I woke up thinking about GARISH this word, GARISH
I was writing poetry in my dreams and I had flown to New York, by mistake
I forgot I wasn't quite finished with the bar.
There was a man on the plane who had fallen slightly in love with me. He'd sneaked a look at my passport as we went through the metal gates and had written, on the patch on his arm, Contact In Case of Emergency – Miss Jane C Flett. I liked the touch with the initial.
Once I got there and walking around I was giddy. They were laying new foundations for the start of another world of skyscrapers. I could see long gashes riddled deep into the earth.
They followed the North-South avenues. The city was cleaved apart and expanding quietly. I watched it as if from a helicopter, the angles tilting.
I had forgotten how nice the names of streets were. “Saint Michael of Love Corner”. “The Abacus”. All I could think about was how I would write a poem around the word
The billboards were so bright. I couldn't get enough of all that text. They were screaming and imploring from either side of the road. I was looking for a toilet I knew I could find in a basement. I was going to take my mother to the Chelsea Hotel. We would drink Manhattans (I could already taste them in my mouth). Probably she would meet me there.
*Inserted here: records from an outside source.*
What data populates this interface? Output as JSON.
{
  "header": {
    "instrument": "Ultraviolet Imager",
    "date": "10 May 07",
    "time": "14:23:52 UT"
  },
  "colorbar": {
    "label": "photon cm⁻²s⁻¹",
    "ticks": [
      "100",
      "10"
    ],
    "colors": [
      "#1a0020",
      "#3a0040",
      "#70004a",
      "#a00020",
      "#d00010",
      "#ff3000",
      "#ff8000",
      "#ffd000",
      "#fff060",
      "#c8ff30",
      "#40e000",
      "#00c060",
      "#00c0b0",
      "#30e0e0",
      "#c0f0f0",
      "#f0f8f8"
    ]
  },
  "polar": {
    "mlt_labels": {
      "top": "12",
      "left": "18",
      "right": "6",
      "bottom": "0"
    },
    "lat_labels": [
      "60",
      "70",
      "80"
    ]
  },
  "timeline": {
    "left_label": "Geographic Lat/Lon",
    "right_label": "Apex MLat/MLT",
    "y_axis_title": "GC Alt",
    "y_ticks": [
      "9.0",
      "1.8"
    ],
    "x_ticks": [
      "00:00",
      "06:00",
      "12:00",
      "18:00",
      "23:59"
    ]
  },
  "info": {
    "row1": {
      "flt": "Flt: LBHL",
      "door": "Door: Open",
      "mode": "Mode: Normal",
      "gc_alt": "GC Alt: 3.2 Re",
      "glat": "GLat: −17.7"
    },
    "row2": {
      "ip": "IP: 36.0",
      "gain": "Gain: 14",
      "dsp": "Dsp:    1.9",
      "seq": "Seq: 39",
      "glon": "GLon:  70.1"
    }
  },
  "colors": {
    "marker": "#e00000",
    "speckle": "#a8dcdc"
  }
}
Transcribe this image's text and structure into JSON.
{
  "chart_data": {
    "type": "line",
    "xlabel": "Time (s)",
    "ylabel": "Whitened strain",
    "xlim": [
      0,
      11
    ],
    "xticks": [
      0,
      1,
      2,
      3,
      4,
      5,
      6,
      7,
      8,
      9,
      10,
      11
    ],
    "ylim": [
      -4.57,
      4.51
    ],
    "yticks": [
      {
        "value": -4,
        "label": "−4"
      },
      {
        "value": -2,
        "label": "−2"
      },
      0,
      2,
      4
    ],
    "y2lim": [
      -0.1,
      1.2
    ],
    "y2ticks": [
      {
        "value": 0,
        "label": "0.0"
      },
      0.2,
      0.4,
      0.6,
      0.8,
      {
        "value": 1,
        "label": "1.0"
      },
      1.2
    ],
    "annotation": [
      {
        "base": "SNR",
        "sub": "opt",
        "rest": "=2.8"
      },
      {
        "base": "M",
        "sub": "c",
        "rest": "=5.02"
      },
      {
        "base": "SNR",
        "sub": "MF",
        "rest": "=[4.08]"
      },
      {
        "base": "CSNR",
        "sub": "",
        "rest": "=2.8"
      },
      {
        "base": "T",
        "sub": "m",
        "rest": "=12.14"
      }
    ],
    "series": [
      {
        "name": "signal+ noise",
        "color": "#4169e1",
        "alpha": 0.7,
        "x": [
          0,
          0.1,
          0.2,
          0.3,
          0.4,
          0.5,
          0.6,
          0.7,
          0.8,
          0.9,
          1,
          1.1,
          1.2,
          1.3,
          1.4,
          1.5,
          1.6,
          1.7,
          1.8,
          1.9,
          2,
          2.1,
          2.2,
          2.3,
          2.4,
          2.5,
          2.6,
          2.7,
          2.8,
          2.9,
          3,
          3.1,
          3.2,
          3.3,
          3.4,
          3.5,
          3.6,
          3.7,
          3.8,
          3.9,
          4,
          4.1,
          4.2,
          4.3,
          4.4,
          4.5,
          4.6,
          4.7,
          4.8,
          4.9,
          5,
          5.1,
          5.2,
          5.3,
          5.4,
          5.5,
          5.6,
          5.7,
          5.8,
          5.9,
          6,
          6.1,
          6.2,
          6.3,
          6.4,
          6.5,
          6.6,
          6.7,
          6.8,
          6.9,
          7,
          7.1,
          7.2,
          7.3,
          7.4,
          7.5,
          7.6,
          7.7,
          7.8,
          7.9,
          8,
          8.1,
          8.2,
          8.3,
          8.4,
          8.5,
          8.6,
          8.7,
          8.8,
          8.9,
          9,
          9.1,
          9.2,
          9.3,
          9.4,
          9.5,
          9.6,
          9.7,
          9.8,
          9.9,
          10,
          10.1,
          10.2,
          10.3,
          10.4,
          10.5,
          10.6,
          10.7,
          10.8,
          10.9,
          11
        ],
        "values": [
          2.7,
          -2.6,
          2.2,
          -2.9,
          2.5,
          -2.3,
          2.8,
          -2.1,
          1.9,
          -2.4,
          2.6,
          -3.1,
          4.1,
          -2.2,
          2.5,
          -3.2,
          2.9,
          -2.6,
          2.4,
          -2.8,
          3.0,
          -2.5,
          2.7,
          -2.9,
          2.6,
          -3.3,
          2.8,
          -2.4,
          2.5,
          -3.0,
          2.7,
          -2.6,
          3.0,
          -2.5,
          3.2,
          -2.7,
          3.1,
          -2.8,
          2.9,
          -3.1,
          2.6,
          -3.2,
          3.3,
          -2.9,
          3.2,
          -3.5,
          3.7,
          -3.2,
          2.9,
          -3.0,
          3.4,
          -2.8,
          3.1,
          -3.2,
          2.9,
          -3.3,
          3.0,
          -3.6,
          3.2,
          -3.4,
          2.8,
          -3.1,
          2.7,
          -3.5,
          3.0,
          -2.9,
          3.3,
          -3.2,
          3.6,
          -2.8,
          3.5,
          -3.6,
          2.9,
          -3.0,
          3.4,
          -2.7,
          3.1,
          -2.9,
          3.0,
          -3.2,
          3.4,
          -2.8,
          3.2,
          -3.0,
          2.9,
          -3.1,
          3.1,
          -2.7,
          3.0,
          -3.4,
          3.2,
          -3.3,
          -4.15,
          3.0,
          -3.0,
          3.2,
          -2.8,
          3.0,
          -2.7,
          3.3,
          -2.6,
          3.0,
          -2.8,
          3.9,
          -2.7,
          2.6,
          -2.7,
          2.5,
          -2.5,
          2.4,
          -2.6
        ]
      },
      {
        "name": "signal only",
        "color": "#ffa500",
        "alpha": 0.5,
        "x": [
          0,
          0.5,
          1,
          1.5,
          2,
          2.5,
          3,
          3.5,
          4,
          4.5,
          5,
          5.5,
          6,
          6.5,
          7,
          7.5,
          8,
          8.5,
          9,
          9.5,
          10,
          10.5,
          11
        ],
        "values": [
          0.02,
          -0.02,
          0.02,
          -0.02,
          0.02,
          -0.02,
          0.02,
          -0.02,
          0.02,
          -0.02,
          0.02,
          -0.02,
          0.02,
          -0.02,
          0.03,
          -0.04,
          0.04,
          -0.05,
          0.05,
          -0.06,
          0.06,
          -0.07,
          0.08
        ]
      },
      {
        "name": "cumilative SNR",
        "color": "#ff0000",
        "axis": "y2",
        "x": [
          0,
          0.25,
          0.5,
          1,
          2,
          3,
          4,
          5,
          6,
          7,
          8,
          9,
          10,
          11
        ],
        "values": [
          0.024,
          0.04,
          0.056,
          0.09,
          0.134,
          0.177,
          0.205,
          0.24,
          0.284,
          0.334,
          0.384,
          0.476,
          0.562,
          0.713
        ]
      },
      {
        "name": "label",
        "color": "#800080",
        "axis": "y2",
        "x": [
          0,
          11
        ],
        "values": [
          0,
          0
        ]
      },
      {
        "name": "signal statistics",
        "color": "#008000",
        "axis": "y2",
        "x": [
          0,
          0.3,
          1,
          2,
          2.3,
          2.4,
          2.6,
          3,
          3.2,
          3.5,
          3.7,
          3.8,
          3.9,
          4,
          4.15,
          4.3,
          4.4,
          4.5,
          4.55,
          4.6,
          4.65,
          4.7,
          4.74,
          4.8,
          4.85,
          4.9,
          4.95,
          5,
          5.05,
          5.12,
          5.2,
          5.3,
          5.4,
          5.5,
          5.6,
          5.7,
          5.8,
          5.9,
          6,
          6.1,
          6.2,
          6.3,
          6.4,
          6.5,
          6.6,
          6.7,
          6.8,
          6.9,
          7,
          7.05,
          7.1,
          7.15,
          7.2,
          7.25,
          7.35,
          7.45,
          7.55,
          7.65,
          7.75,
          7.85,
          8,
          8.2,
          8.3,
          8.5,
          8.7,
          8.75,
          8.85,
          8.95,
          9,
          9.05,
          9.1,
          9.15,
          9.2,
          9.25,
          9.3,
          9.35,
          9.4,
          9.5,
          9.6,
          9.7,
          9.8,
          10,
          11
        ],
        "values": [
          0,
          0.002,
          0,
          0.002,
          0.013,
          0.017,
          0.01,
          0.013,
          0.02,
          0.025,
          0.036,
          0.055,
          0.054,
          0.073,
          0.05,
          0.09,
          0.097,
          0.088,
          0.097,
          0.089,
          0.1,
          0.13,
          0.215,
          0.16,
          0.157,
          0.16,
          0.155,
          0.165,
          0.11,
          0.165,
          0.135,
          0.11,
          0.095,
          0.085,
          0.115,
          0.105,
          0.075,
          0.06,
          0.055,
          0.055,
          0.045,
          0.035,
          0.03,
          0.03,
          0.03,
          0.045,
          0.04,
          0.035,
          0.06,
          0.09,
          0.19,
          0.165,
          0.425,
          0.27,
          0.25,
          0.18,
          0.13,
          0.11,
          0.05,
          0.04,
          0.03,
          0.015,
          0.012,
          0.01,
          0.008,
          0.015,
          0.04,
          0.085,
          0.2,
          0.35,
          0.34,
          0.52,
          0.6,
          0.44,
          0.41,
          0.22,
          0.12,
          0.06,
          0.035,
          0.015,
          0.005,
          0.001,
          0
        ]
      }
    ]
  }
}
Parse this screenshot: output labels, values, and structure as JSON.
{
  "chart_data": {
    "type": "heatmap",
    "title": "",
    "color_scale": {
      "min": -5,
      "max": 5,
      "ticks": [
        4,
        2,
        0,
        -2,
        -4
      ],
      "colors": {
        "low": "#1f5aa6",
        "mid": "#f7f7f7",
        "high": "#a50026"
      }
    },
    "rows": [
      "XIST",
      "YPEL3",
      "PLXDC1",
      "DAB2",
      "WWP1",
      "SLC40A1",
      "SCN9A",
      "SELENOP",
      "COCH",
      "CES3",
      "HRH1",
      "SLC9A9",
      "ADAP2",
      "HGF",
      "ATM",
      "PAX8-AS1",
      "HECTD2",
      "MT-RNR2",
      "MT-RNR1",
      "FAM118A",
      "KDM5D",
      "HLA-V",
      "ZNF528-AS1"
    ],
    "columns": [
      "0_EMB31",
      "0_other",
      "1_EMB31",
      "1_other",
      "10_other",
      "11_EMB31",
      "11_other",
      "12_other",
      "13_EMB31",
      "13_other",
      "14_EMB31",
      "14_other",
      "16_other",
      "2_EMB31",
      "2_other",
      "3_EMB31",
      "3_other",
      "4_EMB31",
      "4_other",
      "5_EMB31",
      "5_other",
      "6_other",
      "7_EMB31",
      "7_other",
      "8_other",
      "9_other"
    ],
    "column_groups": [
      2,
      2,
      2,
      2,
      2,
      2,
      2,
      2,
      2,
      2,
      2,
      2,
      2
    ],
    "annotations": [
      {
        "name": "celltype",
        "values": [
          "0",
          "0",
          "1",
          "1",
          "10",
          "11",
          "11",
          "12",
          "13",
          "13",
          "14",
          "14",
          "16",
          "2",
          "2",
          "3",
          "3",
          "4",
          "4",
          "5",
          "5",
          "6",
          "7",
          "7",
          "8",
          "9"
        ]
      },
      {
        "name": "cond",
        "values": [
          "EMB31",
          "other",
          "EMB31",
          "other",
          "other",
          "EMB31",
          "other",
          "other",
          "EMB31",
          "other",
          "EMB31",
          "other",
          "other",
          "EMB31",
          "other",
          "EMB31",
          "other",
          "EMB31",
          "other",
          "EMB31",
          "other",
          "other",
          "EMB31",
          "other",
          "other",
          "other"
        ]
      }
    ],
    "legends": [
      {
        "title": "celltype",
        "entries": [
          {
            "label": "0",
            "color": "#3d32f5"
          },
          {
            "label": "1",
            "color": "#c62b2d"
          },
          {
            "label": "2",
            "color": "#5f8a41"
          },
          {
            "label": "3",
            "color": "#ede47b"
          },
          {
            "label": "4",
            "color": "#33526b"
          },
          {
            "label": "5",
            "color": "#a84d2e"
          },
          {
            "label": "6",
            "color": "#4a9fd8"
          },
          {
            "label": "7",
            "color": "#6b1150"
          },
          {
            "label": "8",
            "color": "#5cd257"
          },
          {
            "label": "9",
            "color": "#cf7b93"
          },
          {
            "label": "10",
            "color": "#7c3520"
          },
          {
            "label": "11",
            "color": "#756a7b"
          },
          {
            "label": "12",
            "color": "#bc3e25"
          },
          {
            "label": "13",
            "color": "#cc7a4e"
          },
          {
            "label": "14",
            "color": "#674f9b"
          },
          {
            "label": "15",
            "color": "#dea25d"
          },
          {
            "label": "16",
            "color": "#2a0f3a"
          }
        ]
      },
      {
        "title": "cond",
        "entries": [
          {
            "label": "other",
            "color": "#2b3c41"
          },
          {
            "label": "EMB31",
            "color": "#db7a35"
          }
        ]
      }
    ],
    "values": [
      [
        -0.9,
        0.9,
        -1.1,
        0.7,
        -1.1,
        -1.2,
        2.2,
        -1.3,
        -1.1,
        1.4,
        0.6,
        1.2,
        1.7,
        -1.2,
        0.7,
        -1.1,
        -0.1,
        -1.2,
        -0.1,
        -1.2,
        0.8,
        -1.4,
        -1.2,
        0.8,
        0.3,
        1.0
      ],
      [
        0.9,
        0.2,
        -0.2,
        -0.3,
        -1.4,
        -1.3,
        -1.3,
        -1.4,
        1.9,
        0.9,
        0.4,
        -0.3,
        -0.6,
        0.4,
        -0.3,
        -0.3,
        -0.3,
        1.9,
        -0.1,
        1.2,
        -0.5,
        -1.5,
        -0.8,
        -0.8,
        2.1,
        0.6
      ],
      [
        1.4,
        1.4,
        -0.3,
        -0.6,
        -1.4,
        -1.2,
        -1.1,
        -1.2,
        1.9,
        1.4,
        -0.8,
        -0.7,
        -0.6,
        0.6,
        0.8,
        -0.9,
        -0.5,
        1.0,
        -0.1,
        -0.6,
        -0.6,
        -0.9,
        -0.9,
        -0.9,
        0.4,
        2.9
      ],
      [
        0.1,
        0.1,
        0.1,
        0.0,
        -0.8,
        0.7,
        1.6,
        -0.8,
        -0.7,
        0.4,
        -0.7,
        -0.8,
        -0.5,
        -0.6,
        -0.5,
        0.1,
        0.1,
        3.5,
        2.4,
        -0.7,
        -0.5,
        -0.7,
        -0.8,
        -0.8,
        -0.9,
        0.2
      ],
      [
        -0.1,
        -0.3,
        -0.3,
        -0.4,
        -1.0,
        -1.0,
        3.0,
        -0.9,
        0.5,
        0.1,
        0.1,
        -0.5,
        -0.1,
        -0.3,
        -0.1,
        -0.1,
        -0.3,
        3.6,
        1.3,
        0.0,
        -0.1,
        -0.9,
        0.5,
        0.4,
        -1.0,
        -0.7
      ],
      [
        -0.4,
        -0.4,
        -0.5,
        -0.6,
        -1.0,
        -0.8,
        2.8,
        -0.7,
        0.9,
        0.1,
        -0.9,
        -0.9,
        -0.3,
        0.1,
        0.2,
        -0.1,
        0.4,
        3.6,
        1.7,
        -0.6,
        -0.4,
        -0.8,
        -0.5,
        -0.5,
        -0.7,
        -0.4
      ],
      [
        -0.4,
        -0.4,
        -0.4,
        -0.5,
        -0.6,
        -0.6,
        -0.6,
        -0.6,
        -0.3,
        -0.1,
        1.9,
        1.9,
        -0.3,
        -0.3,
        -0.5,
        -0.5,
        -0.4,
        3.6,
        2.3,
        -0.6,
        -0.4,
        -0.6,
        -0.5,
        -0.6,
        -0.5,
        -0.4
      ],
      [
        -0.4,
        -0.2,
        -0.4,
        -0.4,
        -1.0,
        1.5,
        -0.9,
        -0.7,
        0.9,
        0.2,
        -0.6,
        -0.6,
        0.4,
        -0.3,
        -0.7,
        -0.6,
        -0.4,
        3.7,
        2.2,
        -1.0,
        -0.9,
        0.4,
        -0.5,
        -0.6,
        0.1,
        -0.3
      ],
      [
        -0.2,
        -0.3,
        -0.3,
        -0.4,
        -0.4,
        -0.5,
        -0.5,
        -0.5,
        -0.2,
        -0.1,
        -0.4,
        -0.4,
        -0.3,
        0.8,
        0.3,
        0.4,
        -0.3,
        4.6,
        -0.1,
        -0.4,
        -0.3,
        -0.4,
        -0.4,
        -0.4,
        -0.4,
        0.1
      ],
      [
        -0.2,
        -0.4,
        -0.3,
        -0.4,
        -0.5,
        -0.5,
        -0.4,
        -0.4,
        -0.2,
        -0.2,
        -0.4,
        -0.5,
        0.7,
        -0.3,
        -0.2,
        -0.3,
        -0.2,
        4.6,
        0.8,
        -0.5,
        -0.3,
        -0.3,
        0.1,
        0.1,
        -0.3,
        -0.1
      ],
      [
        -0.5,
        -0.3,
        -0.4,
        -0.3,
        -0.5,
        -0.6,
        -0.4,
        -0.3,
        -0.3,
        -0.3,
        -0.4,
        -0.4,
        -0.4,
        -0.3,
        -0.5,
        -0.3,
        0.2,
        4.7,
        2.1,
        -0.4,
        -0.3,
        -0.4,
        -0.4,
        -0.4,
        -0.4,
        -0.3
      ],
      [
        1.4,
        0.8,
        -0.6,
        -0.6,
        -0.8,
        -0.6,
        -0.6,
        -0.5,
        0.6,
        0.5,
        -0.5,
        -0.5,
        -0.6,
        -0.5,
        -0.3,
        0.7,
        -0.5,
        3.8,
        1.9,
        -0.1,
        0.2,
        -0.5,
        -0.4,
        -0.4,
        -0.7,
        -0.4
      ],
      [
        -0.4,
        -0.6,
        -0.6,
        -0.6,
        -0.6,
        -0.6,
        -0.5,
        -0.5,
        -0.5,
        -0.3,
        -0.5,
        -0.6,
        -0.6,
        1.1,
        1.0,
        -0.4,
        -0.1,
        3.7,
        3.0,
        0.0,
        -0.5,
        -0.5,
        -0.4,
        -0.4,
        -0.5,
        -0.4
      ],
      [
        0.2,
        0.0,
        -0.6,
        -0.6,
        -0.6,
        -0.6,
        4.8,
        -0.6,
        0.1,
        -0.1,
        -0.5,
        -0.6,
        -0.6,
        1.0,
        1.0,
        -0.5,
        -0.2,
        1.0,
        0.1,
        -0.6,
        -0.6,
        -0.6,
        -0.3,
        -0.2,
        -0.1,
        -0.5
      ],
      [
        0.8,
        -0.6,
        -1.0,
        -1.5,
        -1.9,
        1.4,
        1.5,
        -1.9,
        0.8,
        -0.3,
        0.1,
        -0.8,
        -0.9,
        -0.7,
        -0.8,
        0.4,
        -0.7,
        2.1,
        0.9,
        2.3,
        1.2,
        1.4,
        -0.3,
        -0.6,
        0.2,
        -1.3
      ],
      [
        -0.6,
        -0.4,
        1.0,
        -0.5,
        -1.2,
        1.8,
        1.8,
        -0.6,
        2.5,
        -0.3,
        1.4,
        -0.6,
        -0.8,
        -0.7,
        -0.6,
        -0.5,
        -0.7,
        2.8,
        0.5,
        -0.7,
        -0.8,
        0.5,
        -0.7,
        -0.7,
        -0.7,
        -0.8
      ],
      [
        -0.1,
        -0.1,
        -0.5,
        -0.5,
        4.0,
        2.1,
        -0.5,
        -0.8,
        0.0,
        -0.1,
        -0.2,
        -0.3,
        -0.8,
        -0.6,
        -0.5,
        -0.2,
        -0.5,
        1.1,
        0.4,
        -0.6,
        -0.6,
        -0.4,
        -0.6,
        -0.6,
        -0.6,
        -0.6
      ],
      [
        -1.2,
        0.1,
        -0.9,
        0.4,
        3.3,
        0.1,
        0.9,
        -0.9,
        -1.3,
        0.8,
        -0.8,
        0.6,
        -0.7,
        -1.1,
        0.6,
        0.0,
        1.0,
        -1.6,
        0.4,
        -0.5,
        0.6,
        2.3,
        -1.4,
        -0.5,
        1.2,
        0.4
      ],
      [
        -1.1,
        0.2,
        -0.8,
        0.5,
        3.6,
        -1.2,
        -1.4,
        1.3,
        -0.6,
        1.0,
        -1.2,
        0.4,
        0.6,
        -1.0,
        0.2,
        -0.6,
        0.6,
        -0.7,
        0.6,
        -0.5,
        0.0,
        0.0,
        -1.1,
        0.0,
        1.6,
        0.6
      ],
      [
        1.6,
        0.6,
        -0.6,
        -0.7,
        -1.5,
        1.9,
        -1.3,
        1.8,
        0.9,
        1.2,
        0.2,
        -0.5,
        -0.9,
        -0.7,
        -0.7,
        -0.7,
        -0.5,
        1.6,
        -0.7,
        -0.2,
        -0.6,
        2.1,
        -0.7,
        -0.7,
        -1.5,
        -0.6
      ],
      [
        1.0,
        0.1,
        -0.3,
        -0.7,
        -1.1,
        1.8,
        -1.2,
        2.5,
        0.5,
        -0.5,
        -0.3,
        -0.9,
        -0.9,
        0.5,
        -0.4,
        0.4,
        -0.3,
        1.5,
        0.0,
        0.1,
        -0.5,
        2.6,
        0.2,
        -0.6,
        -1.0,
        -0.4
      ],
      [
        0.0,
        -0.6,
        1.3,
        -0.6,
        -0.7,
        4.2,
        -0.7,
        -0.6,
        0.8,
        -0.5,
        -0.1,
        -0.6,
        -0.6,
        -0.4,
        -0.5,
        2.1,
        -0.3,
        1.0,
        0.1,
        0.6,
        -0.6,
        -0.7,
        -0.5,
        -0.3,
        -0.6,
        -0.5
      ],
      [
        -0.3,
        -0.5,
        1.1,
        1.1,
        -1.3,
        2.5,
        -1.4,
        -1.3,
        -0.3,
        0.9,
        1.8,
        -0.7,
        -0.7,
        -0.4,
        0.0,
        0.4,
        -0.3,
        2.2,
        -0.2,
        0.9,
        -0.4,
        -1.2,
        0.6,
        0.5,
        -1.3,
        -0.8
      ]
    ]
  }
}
I realised I was supposed to be at work on Thursday. I could fly back, or I could just run away from all my responsibility. It came to me, in a dream, that I didn't need to be in Edinburgh after all. It was cheating, in some way, to not have told anyone my plans, but I hadn't known them until I arrived.
I was very happy to be free of responsibility. In the third page of my moleskin notebook I wrote
and I waited for the rest of the words to come.